Posted on • Originally published at jitbit.com

Invalidating ASP.NET Forms Authentication tickets server-side

Sometimes you need to "log out other user sessions". To prevent cookie replay attacks or - a very common use case - log out other sessions when a user changes their password. ASP.NET does not have a built-in way of doing this, but there's a simple solution.

A FormsAuthenticationTicket object has a built-in property called IssueDate. So you can easily invalidate all forms-auth tickets "older than date X". In our case, it would be "older than last password change"
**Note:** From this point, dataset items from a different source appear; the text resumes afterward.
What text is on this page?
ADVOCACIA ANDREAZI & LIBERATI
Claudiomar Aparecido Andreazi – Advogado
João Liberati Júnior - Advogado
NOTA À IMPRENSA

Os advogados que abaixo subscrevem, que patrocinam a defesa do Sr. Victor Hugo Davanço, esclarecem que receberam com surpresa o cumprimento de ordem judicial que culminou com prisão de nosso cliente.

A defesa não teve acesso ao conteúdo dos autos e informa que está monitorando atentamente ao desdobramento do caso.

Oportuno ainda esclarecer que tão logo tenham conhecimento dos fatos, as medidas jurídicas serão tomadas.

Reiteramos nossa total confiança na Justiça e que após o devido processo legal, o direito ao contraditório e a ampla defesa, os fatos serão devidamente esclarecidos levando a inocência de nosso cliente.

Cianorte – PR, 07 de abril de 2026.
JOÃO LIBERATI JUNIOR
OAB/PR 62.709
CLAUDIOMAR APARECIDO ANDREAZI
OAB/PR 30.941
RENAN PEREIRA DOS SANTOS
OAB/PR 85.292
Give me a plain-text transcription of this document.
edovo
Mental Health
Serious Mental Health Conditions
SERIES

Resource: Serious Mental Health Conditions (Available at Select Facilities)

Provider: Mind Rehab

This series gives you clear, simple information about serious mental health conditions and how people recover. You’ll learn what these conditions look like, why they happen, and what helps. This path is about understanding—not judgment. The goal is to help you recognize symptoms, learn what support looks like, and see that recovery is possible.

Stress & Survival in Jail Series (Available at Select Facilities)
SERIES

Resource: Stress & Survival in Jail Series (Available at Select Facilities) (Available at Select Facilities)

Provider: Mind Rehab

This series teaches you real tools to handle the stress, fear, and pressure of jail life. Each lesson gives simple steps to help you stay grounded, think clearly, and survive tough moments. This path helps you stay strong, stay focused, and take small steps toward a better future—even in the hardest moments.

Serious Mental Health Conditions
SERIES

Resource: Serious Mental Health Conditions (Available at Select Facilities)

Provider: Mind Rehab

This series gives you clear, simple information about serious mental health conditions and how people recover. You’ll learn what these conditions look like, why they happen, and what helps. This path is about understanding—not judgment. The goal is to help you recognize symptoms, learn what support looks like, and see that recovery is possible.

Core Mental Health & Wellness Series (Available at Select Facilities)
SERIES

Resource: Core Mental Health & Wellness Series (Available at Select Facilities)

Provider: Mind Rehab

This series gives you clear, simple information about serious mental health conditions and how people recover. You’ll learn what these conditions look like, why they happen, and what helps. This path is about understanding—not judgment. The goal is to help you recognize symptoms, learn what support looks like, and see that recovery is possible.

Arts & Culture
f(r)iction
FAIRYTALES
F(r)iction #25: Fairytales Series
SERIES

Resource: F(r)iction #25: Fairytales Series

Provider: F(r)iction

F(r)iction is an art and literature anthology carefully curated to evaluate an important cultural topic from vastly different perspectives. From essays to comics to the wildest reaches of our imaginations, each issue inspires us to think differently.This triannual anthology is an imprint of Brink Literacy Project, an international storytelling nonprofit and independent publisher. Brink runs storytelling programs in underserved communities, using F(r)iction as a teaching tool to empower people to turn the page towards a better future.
You can, for example, read the IssueDate property inside Application_AcquireRequestState (in "global.asax") and if the date is "too old" (i.e. older that the user's last password change) log the user out.

Here's some code for you:

protected void Application_AcquireRequestState(object sender, EventArgs e)
{
    //check if token should be invalidated
    if (User.Identity.IsAuthenticated)
    {
        var lastPswChange = GetPswChangeDate(User.Identity.Name);
        HttpCookie authCookie = Request.Cookies[FormsAuthentication.FormsCookieName];
        FormsAuthenticationTicket authTicket = FormsAuthentication.Decrypt(authCookie.Value);

        //psw changed since this auth-token has been issued
        if(authTicket.IssueDate < lastPswChange)
        {
            //log him out
            Logout();
            Response.Redirect("~/User/Login");
            return;
        }
    }
}

private void Logout()
{
    Session.Abandon();
    Session.Clear();
    FormsAuthentication.SignOut();
}

You will have to implement the GetPswChangeDate method yourself.

"Password change date" is just one example. You can have and other date saved in your database next to every user and set it explicitly to whatever value you'd like.